Toxic agents may also cause systemic or organ-specific reactions in the body. Cyanide affects the entire body by interfering with the body's capacity for utilizing oxygen. Lead has three specific target organs: the central nervous system, the kidneys, and the hematopoeitic (blood-cell generating) system. The target organ is affected by the dose and route of the toxin. For example, the initial effects of a chemical may affect the nervous system; repeated exposure over time might cause chronic damage to the liver.

Function

The toxicologist employs the tools and methods of science to understand more completely the consequences of exposure to toxic chemicals. Toxicologists typically assess the relationship between toxic chemicals and environmental health by evaluating such factors as:

• Risk—To assess the risk associated with exposure to a toxic substance, toxicologists first measure the exposure characteristics and then compute the doses that enter the human body. Then they compare these numbers to derive an estimate of risk, sometimes based on animal studies.
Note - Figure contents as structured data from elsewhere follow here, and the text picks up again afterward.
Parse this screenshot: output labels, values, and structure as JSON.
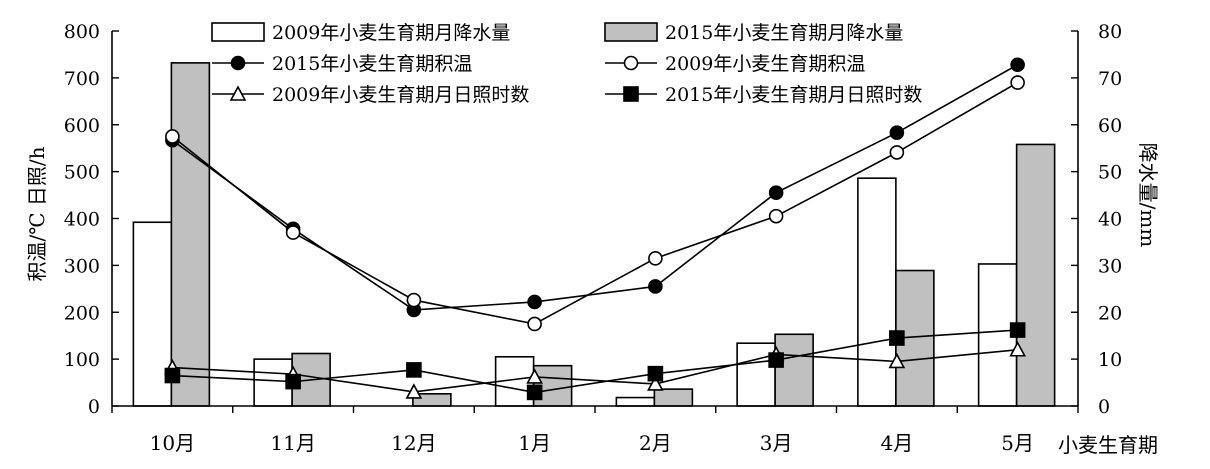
{
  "chart_data": {
    "type": "bar",
    "categories": [
      "10月",
      "11月",
      "12月",
      "1月",
      "2月",
      "3月",
      "4月",
      "5月"
    ],
    "xlabel": "小麦生育期",
    "ylabel_left": "积温/℃   日照/h",
    "ylabel_right": "降水量/mm",
    "ylim_left": [
      0,
      800
    ],
    "ylim_right": [
      0,
      80
    ],
    "left_ticks": [
      0,
      100,
      200,
      300,
      400,
      500,
      600,
      700,
      800
    ],
    "right_ticks": [
      0,
      10,
      20,
      30,
      40,
      50,
      60,
      70,
      80
    ],
    "grid": false,
    "legend_position": "top-center",
    "bar_series": [
      {
        "name": "2009年小麦生育期月降水量",
        "axis": "right",
        "fill": "#ffffff",
        "values": [
          39.2,
          10,
          0,
          10.5,
          1.8,
          13.4,
          48.6,
          30.3
        ]
      },
      {
        "name": "2015年小麦生育期月降水量",
        "axis": "right",
        "fill": "#c0c0c0",
        "values": [
          73.2,
          11.2,
          2.6,
          8.6,
          3.6,
          15.3,
          28.9,
          55.8
        ]
      }
    ],
    "line_series": [
      {
        "name": "2015年小麦生育期积温",
        "axis": "left",
        "marker": "circle-filled",
        "values": [
          567,
          378,
          205,
          222,
          255,
          455,
          583,
          728
        ]
      },
      {
        "name": "2009年小麦生育期积温",
        "axis": "left",
        "marker": "circle-open",
        "values": [
          575,
          370,
          226,
          175,
          315,
          405,
          541,
          690
        ]
      },
      {
        "name": "2009年小麦生育期月日照时数",
        "axis": "left",
        "marker": "triangle-open",
        "values": [
          82,
          68,
          30,
          62,
          47,
          110,
          95,
          120
        ]
      },
      {
        "name": "2015年小麦生育期月日照时数",
        "axis": "left",
        "marker": "square-filled",
        "values": [
          65,
          52,
          77,
          29,
          69,
          98,
          145,
          162
        ]
      }
    ]
  }
}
In cases where human data exist for a toxic substance, such as benzene, more straightforward correlations with human risk of illness or death are possible.
• Precautionary strategies—Given recommendations from toxicologists, government agencies sometimes decide to regulate a chemical based on limited evidence from animal and human epidemiological studies that the chemical is toxic.
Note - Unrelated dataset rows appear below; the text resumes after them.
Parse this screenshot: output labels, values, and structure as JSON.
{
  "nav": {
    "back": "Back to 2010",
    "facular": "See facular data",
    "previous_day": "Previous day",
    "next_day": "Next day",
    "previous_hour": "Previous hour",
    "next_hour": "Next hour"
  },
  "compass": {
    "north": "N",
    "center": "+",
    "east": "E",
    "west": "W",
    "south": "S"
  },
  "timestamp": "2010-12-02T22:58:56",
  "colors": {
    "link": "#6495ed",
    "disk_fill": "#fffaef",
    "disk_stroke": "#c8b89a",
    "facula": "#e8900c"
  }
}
• Clinical data—Some toxicologists devise new techniques and develop new applications of existing methods to monitor changes in the health of individuals exposed to toxic substances. For example, one academic research group in the United States has spent many years developing new methods for monitoring the effects of exposure to oxidants (for example, free radicals) in healthy and diseased humans.
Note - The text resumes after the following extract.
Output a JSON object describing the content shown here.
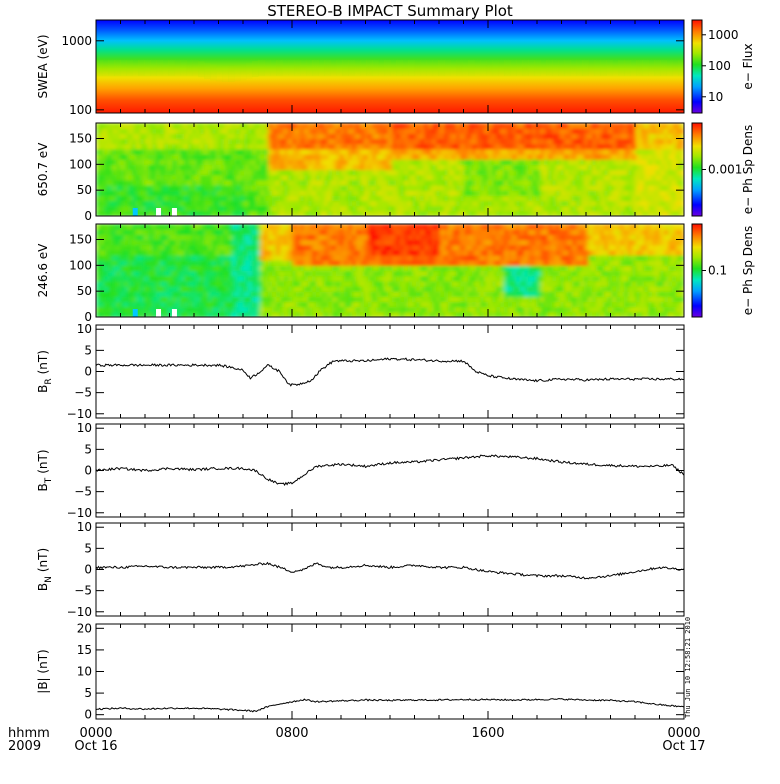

• Epidemiological evidence—Another way to understand the environmental factors contributing to human illness is to study large populations that have been exposed to substances suspected of being toxic. Scientists then attempt to tie these observations to clinical data. Ecological studies seek to correlate exposure patterns with a specific outcome. Case-control studies compare groups of persons with a particular illness with similar healthy groups, and seek to identify the degree of exposure required to bring about the illness. Other studies may refine the scope of environmental factor studies; or, examine a small group of individuals in which there is a high incidence of a rare disease and a history of exposure to a particular chemical.
• Evidence of bio-accumulation—When a chemical is nonbiodegradable, it may accumulate in biosystems, resulting in very high concentrations accumulating in animals at the top of food chains. Chlorinated pesticides such as dieldrin and DDT, for example, have been found in fish in much greater concentrations than in the seawater where they swim.